Alcune imprese, comunque, cominciano a dedicarsi alla produzione di vini in bottiglia e a introdurre la coltura specializzata, a palo secco, educando le viti secondo sistemi francesi e ungheresi, migliorando la vinificazione mediante fermentazioni brevi, e la svinatura a mezzo di maniche di cuoio anziché all’aria aperta.

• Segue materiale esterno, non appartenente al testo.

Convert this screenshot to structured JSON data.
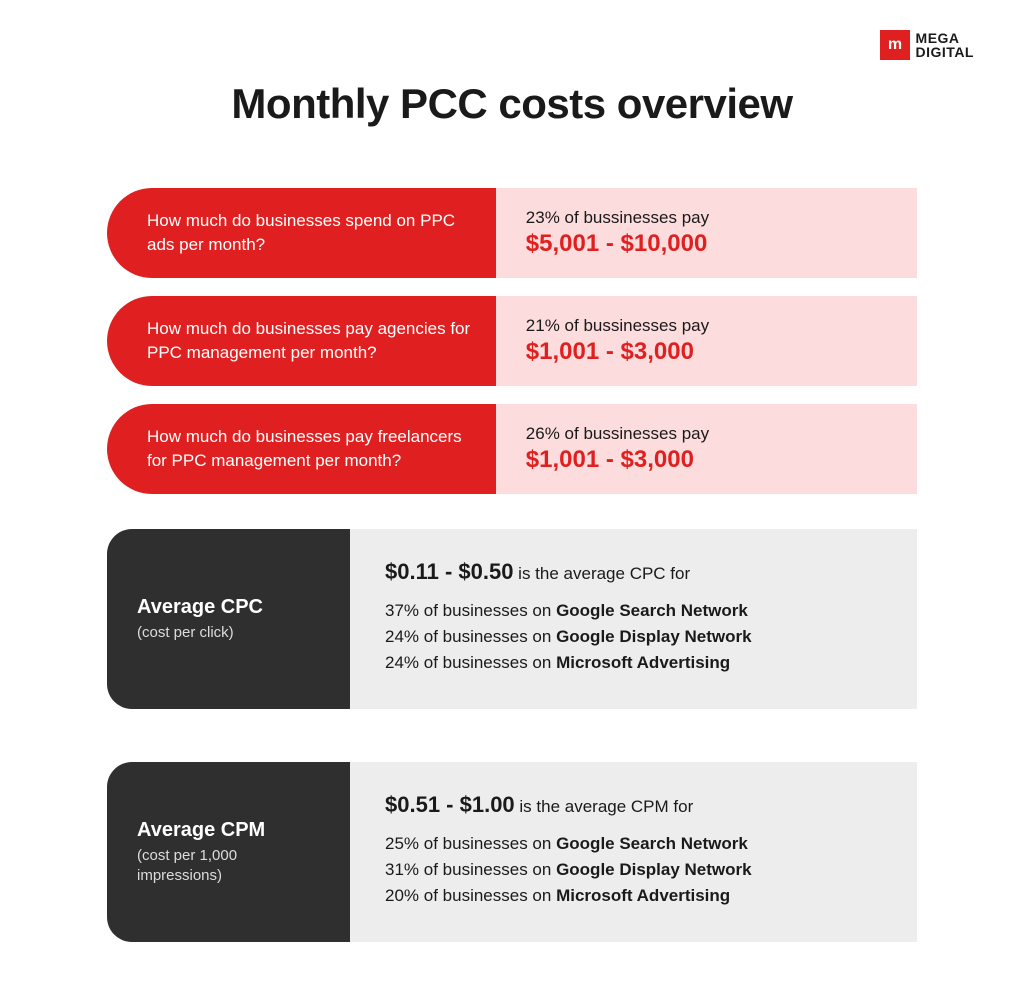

Alcuni stralci della “Statistica agricola industriale e commerciale della Provincia di Padova “ del 1878 rendono conto del nuovo indirizzo assunto da alcuni vitivinicoltori. Si legge in quella statistica:
“Di buon augurio ci sia il potere aggiungere che i vigneti si vanno sempre più estendendo sui Colli Euganei. Fra parecchi, oltre a quelli del fu S. Ecc. Conte Andrea Cittadella dal quale il nob. proprietario raccoglie ormai uve che gli danno vini squisiti da bottiglia, ve ne hanno alcuni di formazione recentissima. Se ne trova uno a Torreglia della nob. contessa Ferro. La direzione venne affidata alla bella intelligenza del sig. Fusari Antonio. Un secondo vigneto esiste a S. Pietro Montagnon con 100.000 viti; è di proprietà del dottor Frigerio. Un terzo havvi a Montecchia dei Capodilista Antonio. I lavori sopra oltre 3.865 ettari di colle e le rispettive piantagioni furono progettati diretti e sorvegliati dal Sig. Meneghini Carlo, membro del Consorzio agrario”.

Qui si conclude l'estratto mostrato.